Les ministres des pays de l'UE chargés de la Coopération au développement ont approuvé, lundi 26 mai, des conclusions en amont de la quatrième Conférence internationale sur le financement du développement ('FfD4'), qui se tiendra à Séville du 30 juin au 3 juillet prochains. La 'FfD4' constitue, selon les 27 pays de l'UE, une occasion cruciale de réformer le cadre international de financement du développement durable en s’attaquant au déficit mondial, estimé à 4 000 milliards de dollars américains par an.
« Tout le monde regarde vers l’Europe. (...) Le sommet à Séville peut marquer un tournant dans ce que doit être la redéfinition du financement du développement et le nouveau modèle de développement », a déclaré la secrétaire d'État espagnole, Eva Granados, lundi matin.
Multilatéralisme. Dans les conclusions approuvés, les ministres appellent à une plus grande inclusion et à une réforme des institutions financières internationales, notamment des banques multilatérales de développement, afin de renforcer la voix et la représentation des pays en développement.
Ils soulignent également l’urgence de relever les défis mondiaux pressants, notamment l’intensification des tensions géopolitiques, la prolifération des conflits et les perturbations du système financier international.
Toutefois, les conclusions ne font aucunement référence à la demande formulée par l’Union africaine d'obtenir deux sièges au Conseil de sécurité de l'ONU afin de permettre une représentation de l’Afrique, seul continent encore exclu de ce forum décisionnel.

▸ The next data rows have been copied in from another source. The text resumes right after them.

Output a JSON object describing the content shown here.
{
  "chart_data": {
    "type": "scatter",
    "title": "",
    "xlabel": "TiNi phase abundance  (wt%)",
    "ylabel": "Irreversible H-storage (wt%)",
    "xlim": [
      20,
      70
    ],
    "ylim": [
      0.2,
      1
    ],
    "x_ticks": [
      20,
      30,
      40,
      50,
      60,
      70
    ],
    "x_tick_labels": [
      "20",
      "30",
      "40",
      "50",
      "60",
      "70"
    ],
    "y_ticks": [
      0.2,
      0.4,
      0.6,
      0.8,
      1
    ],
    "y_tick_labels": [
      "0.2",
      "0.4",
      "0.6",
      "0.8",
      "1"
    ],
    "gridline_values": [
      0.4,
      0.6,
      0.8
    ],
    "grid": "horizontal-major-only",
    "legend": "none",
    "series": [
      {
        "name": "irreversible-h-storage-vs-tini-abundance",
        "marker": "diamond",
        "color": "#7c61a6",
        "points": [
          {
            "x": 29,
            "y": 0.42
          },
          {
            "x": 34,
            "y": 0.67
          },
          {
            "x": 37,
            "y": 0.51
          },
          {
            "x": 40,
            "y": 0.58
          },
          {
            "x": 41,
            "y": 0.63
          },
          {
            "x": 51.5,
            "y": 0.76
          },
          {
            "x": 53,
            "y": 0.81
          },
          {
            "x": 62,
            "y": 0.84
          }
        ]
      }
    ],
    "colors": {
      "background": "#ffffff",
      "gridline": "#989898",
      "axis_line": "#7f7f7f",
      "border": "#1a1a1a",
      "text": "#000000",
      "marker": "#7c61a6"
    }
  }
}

Cette revendication avait pourtant été réitérée à Bruxelles, mercredi 21 mai dernier, lors d’une réunion ministérielle avec l’UE (EUROPE 13645/19)
Financement public et privé. Dans ces conclusions, le Conseil « rappelle l’engagement collectif à intensifier et à tenir » les « engagements respectifs en matière d’Aide publique au développement (APD), y compris l’engagement des pays les plus développés à atteindre les objectifs de 0,7% du revenu national brut (RNB) pour l’APD ».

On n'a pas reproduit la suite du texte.